Kevin Wyllie Week 6
From LMU BioDB 2015
Revision as of 03:37, 13 October 2015 by Kwyllie (Talk | contribs) (Just saving my progress in case of timeout.)
Questions
Electronic Journal Assignment
- Veronica and I worked quite a bit with Anu, initially. To no avail, we spent approximately 3.5 hours attempting to convert application.txt into an SQL-friendly file (Sunday, 10/11/15).**
What We Tried First...
- Although columns **were** separated by tabs, in many cases they were also separated by a variable number of spaces (depending on the length of the Sponsor Applicant name). At the time, we thought this was our main obstacle in rewriting the lines for pgAdmin. The command:
sed "s/\t/, /g"
was an attempt to replace all tabs between columns with a comma followed by a space (we chose a comma since it is what SQL uses). But of course, this was when we discovered the extra spaces. You'll also notice that the formatting of the rows is inconsistent (a minority of the rows actually did what we expected them to do). This stressed us out too.

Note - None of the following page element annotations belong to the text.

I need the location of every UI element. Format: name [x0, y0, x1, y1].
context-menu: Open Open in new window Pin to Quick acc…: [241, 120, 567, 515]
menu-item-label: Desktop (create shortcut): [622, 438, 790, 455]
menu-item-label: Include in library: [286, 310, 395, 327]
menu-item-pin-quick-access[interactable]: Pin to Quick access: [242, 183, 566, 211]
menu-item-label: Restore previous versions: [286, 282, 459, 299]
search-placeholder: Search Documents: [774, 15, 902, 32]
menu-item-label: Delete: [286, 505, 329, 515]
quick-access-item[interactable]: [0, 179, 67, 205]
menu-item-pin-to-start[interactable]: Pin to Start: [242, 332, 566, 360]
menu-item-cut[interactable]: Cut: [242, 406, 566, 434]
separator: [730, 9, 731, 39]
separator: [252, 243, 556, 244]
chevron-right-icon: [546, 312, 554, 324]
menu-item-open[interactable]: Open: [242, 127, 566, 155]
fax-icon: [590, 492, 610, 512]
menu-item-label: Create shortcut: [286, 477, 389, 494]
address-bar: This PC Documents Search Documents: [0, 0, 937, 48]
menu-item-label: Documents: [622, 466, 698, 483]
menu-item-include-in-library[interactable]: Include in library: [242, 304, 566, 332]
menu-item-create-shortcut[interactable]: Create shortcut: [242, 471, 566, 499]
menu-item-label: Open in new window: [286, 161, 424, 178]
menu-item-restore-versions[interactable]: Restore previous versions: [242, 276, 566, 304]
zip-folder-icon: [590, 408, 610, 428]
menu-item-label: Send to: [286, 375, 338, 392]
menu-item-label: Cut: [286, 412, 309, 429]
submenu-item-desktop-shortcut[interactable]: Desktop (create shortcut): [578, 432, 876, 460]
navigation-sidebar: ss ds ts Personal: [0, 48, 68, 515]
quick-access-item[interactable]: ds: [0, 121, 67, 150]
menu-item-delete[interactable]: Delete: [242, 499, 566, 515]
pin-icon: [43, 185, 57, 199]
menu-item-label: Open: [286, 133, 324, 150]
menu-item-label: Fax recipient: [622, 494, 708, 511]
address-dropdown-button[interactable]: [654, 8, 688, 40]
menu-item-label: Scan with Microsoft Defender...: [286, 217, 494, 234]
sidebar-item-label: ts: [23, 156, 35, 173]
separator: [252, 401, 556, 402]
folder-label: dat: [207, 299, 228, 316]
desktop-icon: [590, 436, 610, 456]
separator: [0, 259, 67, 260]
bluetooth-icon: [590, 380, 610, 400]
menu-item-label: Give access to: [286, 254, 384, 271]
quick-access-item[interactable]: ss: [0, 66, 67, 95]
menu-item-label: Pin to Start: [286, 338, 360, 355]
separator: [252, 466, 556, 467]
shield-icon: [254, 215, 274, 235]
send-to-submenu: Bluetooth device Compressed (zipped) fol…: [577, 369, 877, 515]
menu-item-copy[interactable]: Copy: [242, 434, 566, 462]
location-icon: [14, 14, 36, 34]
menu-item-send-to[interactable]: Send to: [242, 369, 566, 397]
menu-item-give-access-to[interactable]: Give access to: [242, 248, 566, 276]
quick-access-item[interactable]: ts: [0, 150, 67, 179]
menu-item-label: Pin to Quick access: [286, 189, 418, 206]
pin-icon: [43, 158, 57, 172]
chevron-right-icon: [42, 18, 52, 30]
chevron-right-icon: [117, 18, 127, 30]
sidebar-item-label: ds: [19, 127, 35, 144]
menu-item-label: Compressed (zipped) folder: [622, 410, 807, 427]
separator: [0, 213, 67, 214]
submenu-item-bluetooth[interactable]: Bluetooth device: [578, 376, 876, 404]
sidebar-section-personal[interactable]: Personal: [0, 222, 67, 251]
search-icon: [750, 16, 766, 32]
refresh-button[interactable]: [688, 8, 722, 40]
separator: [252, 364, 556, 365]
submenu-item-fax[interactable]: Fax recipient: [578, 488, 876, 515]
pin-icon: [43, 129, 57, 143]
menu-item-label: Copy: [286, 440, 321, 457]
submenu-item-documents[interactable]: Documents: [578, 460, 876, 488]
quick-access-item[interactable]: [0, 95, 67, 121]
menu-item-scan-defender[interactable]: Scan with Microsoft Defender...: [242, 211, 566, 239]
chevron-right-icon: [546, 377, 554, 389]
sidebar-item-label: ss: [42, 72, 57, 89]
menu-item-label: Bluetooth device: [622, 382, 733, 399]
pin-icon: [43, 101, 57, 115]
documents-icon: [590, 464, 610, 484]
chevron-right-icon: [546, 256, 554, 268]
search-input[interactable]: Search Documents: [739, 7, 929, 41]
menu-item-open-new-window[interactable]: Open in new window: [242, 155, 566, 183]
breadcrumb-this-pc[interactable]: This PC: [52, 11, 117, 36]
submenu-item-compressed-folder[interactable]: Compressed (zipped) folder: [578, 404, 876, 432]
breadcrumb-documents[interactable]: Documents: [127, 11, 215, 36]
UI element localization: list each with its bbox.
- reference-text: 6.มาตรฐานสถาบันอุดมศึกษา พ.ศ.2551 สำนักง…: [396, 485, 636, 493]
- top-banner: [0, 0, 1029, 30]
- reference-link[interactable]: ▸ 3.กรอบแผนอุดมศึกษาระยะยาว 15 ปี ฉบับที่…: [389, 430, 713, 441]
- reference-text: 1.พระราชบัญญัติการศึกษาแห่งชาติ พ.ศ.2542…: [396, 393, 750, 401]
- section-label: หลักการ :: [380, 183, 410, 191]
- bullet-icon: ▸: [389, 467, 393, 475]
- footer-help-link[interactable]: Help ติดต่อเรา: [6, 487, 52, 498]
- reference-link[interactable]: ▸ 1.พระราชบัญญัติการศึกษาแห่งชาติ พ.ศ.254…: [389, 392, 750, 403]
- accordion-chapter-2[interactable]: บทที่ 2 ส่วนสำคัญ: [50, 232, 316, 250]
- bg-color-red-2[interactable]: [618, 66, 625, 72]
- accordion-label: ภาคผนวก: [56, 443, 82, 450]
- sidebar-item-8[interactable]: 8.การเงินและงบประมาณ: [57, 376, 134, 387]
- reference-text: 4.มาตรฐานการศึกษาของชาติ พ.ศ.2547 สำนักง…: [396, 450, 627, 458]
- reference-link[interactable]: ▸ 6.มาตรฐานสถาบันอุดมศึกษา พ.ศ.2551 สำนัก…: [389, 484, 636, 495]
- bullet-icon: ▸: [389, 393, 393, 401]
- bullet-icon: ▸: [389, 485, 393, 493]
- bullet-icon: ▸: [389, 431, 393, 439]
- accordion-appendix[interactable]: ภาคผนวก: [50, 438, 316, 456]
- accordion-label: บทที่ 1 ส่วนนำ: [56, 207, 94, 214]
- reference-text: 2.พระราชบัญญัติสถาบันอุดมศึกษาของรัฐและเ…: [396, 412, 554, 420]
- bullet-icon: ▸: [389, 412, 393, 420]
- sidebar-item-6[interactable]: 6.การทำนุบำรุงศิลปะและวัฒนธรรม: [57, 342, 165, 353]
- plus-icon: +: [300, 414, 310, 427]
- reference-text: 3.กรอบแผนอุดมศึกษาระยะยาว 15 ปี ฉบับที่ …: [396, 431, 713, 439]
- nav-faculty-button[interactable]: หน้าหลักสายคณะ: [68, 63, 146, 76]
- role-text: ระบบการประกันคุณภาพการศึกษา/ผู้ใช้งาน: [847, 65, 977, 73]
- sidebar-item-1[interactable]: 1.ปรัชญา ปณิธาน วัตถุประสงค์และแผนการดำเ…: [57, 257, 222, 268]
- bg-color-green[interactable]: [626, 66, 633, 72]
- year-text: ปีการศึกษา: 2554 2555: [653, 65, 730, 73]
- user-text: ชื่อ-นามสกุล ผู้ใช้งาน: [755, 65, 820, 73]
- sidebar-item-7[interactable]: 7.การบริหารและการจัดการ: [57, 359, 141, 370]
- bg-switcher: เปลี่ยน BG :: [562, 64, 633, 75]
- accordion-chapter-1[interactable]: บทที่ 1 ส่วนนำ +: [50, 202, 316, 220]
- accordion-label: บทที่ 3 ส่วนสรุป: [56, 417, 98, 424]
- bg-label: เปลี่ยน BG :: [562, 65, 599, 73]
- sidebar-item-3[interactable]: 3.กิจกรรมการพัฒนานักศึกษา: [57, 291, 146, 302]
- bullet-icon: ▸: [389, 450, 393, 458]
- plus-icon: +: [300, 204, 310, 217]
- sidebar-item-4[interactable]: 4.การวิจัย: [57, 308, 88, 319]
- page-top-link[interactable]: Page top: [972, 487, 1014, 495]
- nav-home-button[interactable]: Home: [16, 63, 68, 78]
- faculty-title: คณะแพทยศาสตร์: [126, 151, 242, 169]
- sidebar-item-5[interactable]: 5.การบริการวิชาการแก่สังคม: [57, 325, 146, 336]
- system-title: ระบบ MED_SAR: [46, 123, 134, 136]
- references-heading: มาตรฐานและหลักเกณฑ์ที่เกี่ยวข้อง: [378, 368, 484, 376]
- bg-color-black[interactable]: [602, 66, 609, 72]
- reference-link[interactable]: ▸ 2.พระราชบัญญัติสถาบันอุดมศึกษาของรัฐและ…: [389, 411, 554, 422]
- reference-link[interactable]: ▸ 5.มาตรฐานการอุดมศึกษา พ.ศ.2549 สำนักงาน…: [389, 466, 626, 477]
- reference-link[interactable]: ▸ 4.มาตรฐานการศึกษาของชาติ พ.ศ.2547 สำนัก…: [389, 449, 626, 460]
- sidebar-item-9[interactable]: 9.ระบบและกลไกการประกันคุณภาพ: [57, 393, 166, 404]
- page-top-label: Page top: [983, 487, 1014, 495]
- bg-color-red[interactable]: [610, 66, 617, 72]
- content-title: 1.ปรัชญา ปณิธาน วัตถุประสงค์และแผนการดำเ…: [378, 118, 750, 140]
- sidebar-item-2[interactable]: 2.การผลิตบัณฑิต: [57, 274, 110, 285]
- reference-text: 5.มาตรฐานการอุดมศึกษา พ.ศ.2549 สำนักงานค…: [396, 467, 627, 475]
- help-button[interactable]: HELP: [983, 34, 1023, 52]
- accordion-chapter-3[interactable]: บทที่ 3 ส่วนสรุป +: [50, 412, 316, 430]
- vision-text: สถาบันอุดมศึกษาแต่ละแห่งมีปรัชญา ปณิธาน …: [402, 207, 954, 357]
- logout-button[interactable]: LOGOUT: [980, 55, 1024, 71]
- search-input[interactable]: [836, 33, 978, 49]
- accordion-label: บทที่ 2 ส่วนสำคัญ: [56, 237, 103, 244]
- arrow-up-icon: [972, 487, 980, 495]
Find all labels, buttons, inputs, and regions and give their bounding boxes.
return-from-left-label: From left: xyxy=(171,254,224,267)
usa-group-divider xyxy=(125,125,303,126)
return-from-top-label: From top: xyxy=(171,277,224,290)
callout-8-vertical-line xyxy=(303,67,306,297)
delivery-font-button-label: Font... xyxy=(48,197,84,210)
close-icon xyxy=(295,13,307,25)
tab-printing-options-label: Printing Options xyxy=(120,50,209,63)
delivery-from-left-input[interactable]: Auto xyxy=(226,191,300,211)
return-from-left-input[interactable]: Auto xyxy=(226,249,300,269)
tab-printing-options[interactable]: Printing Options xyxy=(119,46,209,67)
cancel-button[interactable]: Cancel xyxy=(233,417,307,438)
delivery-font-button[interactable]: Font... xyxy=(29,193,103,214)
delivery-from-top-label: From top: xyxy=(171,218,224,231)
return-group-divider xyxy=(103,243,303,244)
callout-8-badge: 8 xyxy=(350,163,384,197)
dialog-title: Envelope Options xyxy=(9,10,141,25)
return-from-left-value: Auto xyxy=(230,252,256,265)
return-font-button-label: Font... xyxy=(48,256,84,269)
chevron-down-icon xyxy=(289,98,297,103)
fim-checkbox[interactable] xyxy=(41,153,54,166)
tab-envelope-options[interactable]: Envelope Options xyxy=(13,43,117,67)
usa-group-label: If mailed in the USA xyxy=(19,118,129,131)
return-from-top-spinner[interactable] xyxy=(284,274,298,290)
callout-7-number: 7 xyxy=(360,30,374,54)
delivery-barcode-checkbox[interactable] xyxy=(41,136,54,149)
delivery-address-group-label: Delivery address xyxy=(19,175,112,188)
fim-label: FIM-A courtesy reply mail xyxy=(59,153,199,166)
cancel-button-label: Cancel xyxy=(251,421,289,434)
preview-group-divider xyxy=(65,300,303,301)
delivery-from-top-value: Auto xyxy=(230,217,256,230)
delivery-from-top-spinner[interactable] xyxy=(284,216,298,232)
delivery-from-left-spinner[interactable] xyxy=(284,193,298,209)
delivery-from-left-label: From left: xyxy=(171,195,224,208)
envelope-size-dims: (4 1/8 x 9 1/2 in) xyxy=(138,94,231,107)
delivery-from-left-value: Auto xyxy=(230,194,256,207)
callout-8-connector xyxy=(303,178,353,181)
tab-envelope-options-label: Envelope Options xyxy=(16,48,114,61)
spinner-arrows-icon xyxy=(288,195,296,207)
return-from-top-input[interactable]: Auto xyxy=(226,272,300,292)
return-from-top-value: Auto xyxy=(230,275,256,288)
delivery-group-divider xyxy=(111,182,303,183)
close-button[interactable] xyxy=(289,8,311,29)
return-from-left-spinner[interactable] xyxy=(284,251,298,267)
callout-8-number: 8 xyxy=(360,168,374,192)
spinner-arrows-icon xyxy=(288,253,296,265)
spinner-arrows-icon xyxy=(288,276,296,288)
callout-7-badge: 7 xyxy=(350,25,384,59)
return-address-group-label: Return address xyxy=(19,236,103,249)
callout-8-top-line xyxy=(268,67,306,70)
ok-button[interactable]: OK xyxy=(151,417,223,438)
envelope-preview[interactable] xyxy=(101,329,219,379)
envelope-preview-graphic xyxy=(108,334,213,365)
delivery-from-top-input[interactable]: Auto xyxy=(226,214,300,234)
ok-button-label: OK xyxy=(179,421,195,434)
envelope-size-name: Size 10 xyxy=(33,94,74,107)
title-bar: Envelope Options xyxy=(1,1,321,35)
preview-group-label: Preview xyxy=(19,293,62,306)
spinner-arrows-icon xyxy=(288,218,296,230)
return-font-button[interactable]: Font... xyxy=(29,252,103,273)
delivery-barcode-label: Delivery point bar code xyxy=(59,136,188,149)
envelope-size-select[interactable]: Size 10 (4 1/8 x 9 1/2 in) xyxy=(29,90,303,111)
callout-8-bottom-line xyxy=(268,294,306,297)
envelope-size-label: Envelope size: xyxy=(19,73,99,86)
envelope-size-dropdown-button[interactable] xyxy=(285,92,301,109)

- Opting to address the parts of the file that I **did** know how to address, my next command was to remove the four spaces between the ApplType and SponsorApplicant columns, something that was consistent across all of the rows:
sed -r "s/( ){4}//g"
. What I had failed to realize was that this would still remove groups of four spaces from the aforementioned gaps between the SponsorApplicant and MostRecentLabelAvailableFlag columns, leaving the gaps as either doublet or triplet spaces. Seeing this, I added two more commands to remove these remaining spaces:sed -r "s/( ){3}//g" | sed -r "s/( ){2}//g"
.
- But there were still remaining spaces. So we used
sed "s/ , False/, False/g" | sed "s/ , True/, True/g" | sed "s/, /,/g" | sed "s/,/','/g" | sed "s/^/'/g"
to eliminate these spaces and add "single-quotes" around each entry (since those that don't **need** single-quotes can still function properly with them).